Segundo Arlene Clemesha, as polêmicas em torno da relação entre o marxismo e o judaísmo remontam aos primórdios mesmo do pensamento materialista desenvolvido por Marx. O próprio filósofo alemão era de origem judaica, embora a família tenha se convertido ao protestantismo em função da carreira pública de seu pai. Apesar da ascendência, não dedicou muitos escritos ao tema, destacando-se o famoso ensaio de juventude Sobre a questão judaica (1843). Para vários comentadores, o texto representa um marco em seu itinerário intelectual, pois a crítica ali tecida “aos pontos de vista de Bruno Bauer sobre o judaísmo […] lhe permitiria refletir sobre a emancipação política, o Estado moderno e a sociedade civil”2. Outros, porém, consideram o escrito antissemita, chegando inclusive a cogitar motivações psicanalíticas para isso.

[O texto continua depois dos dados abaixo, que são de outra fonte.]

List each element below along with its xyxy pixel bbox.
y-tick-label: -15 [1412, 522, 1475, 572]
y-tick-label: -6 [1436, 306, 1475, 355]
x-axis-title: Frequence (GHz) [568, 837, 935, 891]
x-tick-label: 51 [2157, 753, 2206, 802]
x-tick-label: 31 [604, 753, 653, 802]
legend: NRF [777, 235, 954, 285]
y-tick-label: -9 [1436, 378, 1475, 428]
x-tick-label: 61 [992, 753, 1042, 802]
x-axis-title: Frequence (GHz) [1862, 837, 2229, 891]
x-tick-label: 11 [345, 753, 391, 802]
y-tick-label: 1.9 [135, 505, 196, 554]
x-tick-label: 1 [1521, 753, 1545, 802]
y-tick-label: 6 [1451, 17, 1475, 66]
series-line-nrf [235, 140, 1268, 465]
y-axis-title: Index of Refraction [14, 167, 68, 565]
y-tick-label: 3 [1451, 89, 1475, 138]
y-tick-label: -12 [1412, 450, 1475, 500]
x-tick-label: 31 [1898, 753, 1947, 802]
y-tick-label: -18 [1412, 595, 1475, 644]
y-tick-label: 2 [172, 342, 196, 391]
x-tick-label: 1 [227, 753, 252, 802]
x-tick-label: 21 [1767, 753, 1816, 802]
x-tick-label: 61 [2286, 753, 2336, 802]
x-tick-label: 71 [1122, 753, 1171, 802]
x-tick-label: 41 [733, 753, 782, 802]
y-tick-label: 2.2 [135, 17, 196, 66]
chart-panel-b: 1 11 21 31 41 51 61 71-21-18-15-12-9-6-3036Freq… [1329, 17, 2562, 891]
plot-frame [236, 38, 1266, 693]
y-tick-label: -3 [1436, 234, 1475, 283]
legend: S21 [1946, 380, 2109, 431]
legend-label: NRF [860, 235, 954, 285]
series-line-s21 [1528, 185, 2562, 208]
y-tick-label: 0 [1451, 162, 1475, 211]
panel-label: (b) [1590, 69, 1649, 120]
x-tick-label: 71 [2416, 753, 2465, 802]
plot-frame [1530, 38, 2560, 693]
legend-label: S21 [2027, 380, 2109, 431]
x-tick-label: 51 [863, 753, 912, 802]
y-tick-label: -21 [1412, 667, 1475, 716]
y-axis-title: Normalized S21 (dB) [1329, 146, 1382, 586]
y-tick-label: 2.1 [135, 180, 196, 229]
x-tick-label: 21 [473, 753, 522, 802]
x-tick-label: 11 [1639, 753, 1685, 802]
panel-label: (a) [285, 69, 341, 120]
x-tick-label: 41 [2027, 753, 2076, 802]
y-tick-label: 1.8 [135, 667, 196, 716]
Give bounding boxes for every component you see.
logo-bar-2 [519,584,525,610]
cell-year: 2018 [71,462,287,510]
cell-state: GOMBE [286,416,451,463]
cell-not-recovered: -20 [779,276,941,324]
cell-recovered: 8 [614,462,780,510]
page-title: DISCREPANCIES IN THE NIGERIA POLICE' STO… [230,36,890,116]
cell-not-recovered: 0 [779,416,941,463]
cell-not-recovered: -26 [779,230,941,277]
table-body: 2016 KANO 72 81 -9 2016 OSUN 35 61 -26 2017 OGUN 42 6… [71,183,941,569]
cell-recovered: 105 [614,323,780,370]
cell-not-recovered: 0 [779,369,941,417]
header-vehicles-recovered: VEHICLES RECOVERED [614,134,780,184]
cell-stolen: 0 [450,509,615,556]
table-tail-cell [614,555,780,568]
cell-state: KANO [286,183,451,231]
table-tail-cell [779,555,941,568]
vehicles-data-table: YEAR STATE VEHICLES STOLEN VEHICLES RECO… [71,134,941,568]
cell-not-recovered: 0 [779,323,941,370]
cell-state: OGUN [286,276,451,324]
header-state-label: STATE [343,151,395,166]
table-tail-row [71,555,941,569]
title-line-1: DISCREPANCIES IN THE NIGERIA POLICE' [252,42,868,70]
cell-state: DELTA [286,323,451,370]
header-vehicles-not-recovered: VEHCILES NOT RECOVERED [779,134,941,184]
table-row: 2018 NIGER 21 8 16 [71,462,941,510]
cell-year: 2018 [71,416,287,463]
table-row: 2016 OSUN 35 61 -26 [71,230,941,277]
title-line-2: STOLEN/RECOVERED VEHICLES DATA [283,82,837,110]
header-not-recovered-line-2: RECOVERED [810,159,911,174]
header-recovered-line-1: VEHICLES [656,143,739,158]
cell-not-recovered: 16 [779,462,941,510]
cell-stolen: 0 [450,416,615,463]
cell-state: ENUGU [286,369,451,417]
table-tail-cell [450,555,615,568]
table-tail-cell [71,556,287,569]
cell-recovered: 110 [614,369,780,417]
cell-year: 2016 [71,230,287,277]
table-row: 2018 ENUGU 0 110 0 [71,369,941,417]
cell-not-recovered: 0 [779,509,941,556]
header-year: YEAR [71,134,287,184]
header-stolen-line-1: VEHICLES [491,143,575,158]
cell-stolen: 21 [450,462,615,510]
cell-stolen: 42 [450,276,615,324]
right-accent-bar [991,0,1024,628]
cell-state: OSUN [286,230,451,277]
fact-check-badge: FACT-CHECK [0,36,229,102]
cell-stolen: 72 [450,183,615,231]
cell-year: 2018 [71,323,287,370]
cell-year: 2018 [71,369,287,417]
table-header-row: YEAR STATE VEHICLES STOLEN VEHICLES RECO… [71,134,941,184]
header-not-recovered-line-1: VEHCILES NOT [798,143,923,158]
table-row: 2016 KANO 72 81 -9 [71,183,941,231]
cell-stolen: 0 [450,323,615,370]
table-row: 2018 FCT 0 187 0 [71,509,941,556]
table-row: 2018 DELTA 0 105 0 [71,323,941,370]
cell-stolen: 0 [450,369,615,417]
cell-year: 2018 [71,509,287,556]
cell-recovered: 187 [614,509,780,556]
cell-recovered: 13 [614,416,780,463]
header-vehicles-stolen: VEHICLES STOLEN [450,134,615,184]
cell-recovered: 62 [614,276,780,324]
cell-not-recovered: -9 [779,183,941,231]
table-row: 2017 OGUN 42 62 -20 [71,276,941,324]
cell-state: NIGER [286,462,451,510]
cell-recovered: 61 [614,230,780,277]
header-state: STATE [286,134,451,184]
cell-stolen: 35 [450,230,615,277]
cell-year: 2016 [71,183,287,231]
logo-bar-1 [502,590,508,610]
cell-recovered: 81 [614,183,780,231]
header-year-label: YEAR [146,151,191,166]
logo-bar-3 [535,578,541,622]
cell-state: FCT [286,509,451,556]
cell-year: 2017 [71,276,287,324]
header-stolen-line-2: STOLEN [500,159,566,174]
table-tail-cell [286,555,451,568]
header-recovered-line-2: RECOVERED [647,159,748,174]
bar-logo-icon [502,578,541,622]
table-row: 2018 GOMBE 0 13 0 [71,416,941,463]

Segundo a autora:

“O que Marx diz de fato em ‘Sobre a questão judaica’ é que o judaísmo, que enquanto religião deve algum dia deixar de existir permanentemente, existe hoje porque o seu fundamento prático nunca deixou de existir. Na sociedade moderna, o fundamento prático do judaísmo só pode ser liquidado através da liquidação do fundamento prático do puritanismo, ou seja, pelo fim do capitalismo. O que significa que o fim do judaísmo conta necessariamente, tanto no tempo de Marx como nos dias de hoje, com o fim do cristianismo.”3


Rosa Luxemburgo (1871-1919)

Rosa Luxemburgo em 1907 (WikiCommons)

Nascida em uma família judia polonesa, a revolucionária combateu o antissemitismo em diversas ocasiões. A mais importante talvez seja o seu posicionamento em relação ao “Caso Dreyfus”, episódio que dividiu o Partido Social-Democrata alemão. Como evidenciam suas intervenções a respeito, ela via o antissemitismo como sinal da rápida decomposição da sociedade moderna […], e não como o resquício de uma era feudal”, o que, contudo “não excluía, para Rosa Luxemburgo, o seu caráter também de sinal do atraso”4. Segundo Arlene Clemesha, ela assim se diferencia “da maioria dos teóricos marxistas e socialistas do final do século XIX na medida em que analisou o antissemitismo não apenas como um resquício medieval, mas como um sintoma agudo da degradação capitalista”5.


Leon Trótski (1879-1940)

Leon Trótski lê o Pravda em 1910 (WikiCommons)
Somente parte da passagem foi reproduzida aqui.